Cook County State’s Attorney Eileen O’Neill Burke has directed prosecutors to seek prison sentences in every felony case involving machine gun-type weapons, according to a new policy circulated to staff on Thursday.

The order is the latest move by the new prosecutor as she seeks to forge a tougher stance on gun crimes per campaign promises and after condemning the city’s gun violence in December when she was ceremonially sworn into office.

According to the policy, prosecutors on their own cannot enter into a plea agreement for a probation term or other punishments that do not involve prison time in cases where the defendant used or possessed “any machine gun conversion device, extended magazine, drum magazine, automatic switch, as well as a privately made firearm, ghost gun and/or defaced firearm.”

Assistant state’s attorneys can seek permission from a supervisor if they believe the policy should be modified in individual cases, but officials said supervisors would likely only waive the terms in specific circumstances.

“Obviously our grave concern here is that if you are a person who is possessing one of these weapons and you choose to fire it, you’re not only putting one person at risk, you’re putting an entire block, an entire neighborhood, and entire community at risk because these weapons spray like machine guns,” said Yvette Loizon, chief of policy at the state’s attorney’s office.

Loizon acknowledged that the new policy may lead to felony cases lingering longer on the docket, with more of them going to trial.

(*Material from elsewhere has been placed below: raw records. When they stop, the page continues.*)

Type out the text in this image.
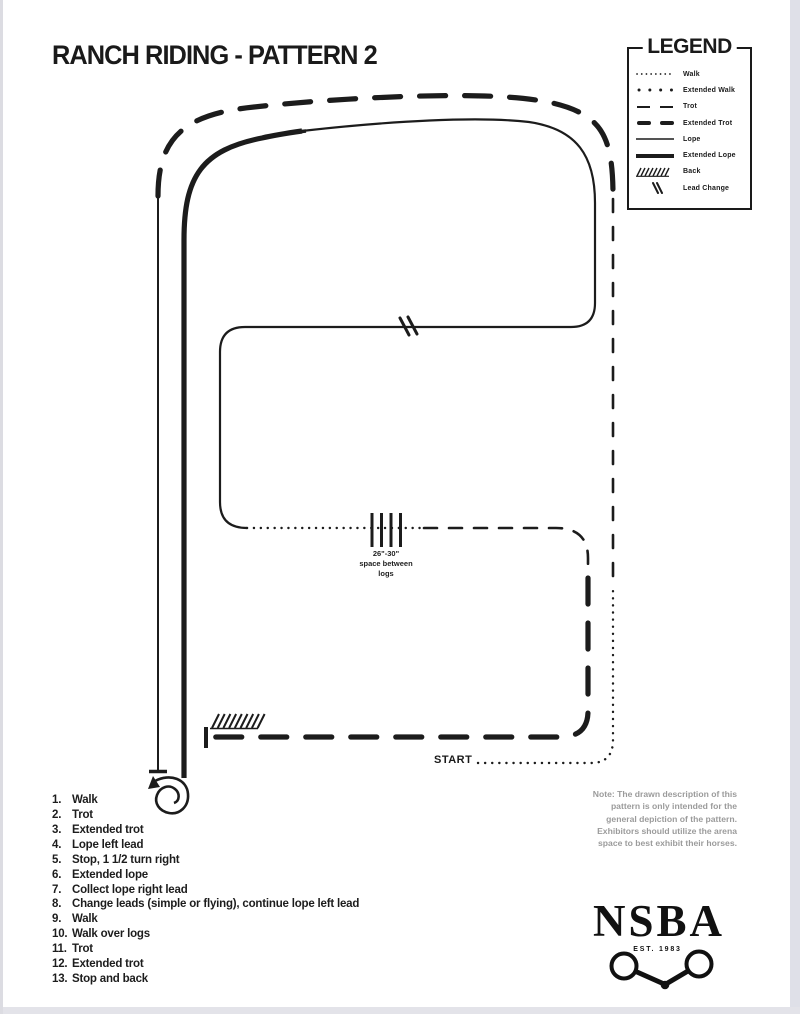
RANCH RIDING - PATTERN 2	LEGEND
Walk
Extended Walk
Trot
Extended Trot
Lope
Extended Lope
Back
Lead Change
START
26"-30"
space between
logs
1. Walk
2. Trot
3. Extended trot
4. Lope left lead
5. Stop, 1 1/2 turn right
6. Extended lope
7. Collect lope right lead
8. Change leads (simple or flying), continue lope left lead
9. Walk
10. Walk over logs
11. Trot
12. Extended trot
13. Stop and back
Note: The drawn description of this
pattern is only intended for the
general depiction of the pattern.
Exhibitors should utilize the arena
space to best exhibit their horses.
NSBA
EST. 1983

“While it might be more expedient to plead those cases down and get them off the docket, it’s our position that the seriousness of these offenses should be commensurate with the way we treat them,” she said. “If that means we have to put more effort into these cases and take them to trial … that’s a time commitment we are most certainly willing to make.”

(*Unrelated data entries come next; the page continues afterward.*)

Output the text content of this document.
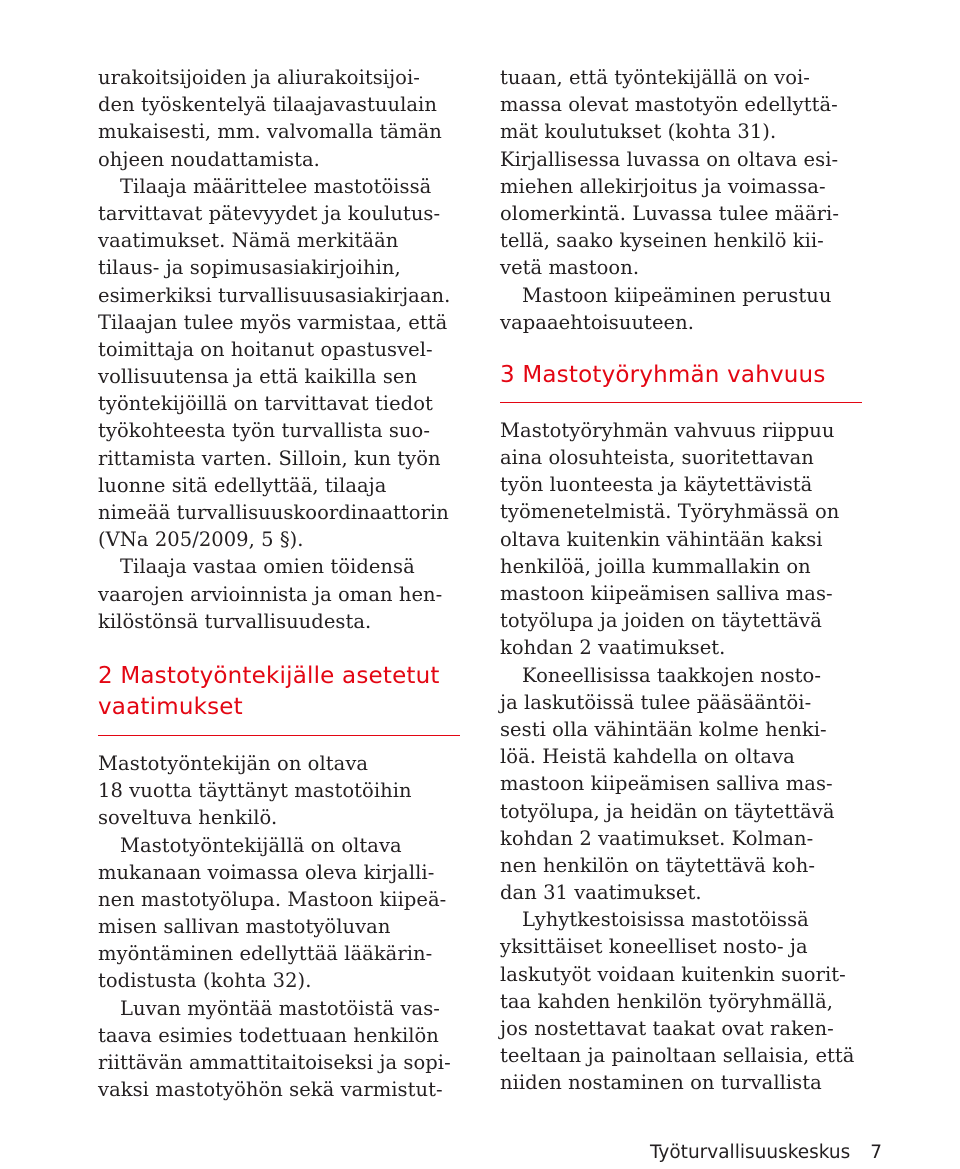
urakoitsijoiden ja aliurakoitsijoi-
den työskentelyä tilaajavastuulain
mukaisesti, mm. valvomalla tämän
ohjeen noudattamista.
Tilaaja määrittelee mastotöissä
tarvittavat pätevyydet ja koulutus-
vaatimukset. Nämä merkitään
tilaus- ja sopimusasiakirjoihin,
esimerkiksi turvallisuusasiakirjaan.
Tilaajan tulee myös varmistaa, että
toimittaja on hoitanut opastusvel-
vollisuutensa ja että kaikilla sen
työntekijöillä on tarvittavat tiedot
työkohteesta työn turvallista suo-
rittamista varten. Silloin, kun työn
luonne sitä edellyttää, tilaaja
nimeää turvallisuuskoordinaattorin
(VNa 205/2009, 5 §).
Tilaaja vastaa omien töidensä
vaarojen arvioinnista ja oman hen-
kilöstönsä turvallisuudesta.
2 Mastotyöntekijälle asetetut
vaatimukset
Mastotyöntekijän on oltava
18 vuotta täyttänyt mastotöihin
soveltuva henkilö.
Mastotyöntekijällä on oltava
mukanaan voimassa oleva kirjalli-
nen mastotyölupa. Mastoon kiipeä-
misen sallivan mastotyöluvan
myöntäminen edellyttää lääkärin-
todistusta (kohta 32).
Luvan myöntää mastotöistä vas-
taava esimies todettuaan henkilön
riittävän ammattitaitoiseksi ja sopi-
vaksi mastotyöhön sekä varmistut-
tuaan, että työntekijällä on voi-
massa olevat mastotyön edellyttä-
mät koulutukset (kohta 31).
Kirjallisessa luvassa on oltava esi-
miehen allekirjoitus ja voimassa-
olomerkintä. Luvassa tulee määri-
tellä, saako kyseinen henkilö kii-
vetä mastoon.
Mastoon kiipeäminen perustuu
vapaaehtoisuuteen.
3 Mastotyöryhmän vahvuus
Mastotyöryhmän vahvuus riippuu
aina olosuhteista, suoritettavan
työn luonteesta ja käytettävistä
työmenetelmistä. Työryhmässä on
oltava kuitenkin vähintään kaksi
henkilöä, joilla kummallakin on
mastoon kiipeämisen salliva mas-
totyölupa ja joiden on täytettävä
kohdan 2 vaatimukset.
Koneellisissa taakkojen nosto-
ja laskutöissä tulee pääsääntöi-
sesti olla vähintään kolme henki-
löä. Heistä kahdella on oltava
mastoon kiipeämisen salliva mas-
totyölupa, ja heidän on täytettävä
kohdan 2 vaatimukset. Kolman-
nen henkilön on täytettävä koh-
dan 31 vaatimukset.
Lyhytkestoisissa mastotöissä
yksittäiset koneelliset nosto- ja
laskutyöt voidaan kuitenkin suorit-
taa kahden henkilön työryhmällä,
jos nostettavat taakat ovat raken-
teeltaan ja painoltaan sellaisia, että
niiden nostaminen on turvallista
Työturvallisuuskeskus 7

In a statement, O’Neill Burke said the policy is meant to provide “certainty and consistency for prosecutors and police.”

“ Anyone who has seen one of these modified firearms in action understands that these are weapons of war that have no place in our communities,” she said.

According to ATF data provided to the Tribune by the state’s attorney’s office, recoveries of weapons with machine gun conversion devices have increased significantly in Chicago since 2019, with 40 recovered that year. In 2023, authorities recovered 564 such weapons and 604 in 2024, according to the data.

The directive echoes the office’s new detention policy, which says that prosecutors must automatically ask judges to order defendants held in jail while awaiting trial if they are charged with certain offenses, including use or possession of these types of guns.

Chicago Police Department Superintendent Larry Snelling lauded the move in a statement, saying that the “proliferation of illegally modified firearms has created too much trauma in our city for far too long.”

Though shootings have fallen in recent years since spiking during the COVID-19 pandemic, how to address the city’s gun violence is a consistent theme of city and state politics, with often conflicting viewpoints on the best methods of curbing the problem as well as balancing it with measures to rectify historical harm done by the criminal justice system.

O’Neill Burke’s predecessor, Kim Foxx, was elected in 2016 amid calls for reform in the wake of the slaying of 17-year-old Laquan McDonald by Chicago police Officer Jason Van Dyke, with her early years in office marked by efforts such as raising the threshold at which prosecutors would charge retail theft offenses as felonies.

City and state officials have also grappled in recent years with how to fix systemic inequities in the criminal justice system. Last year, the state became the first to legislatively outlaw cash bail with a measure that instead tasks judges with making detention decisions based on risk to the community, rather than money.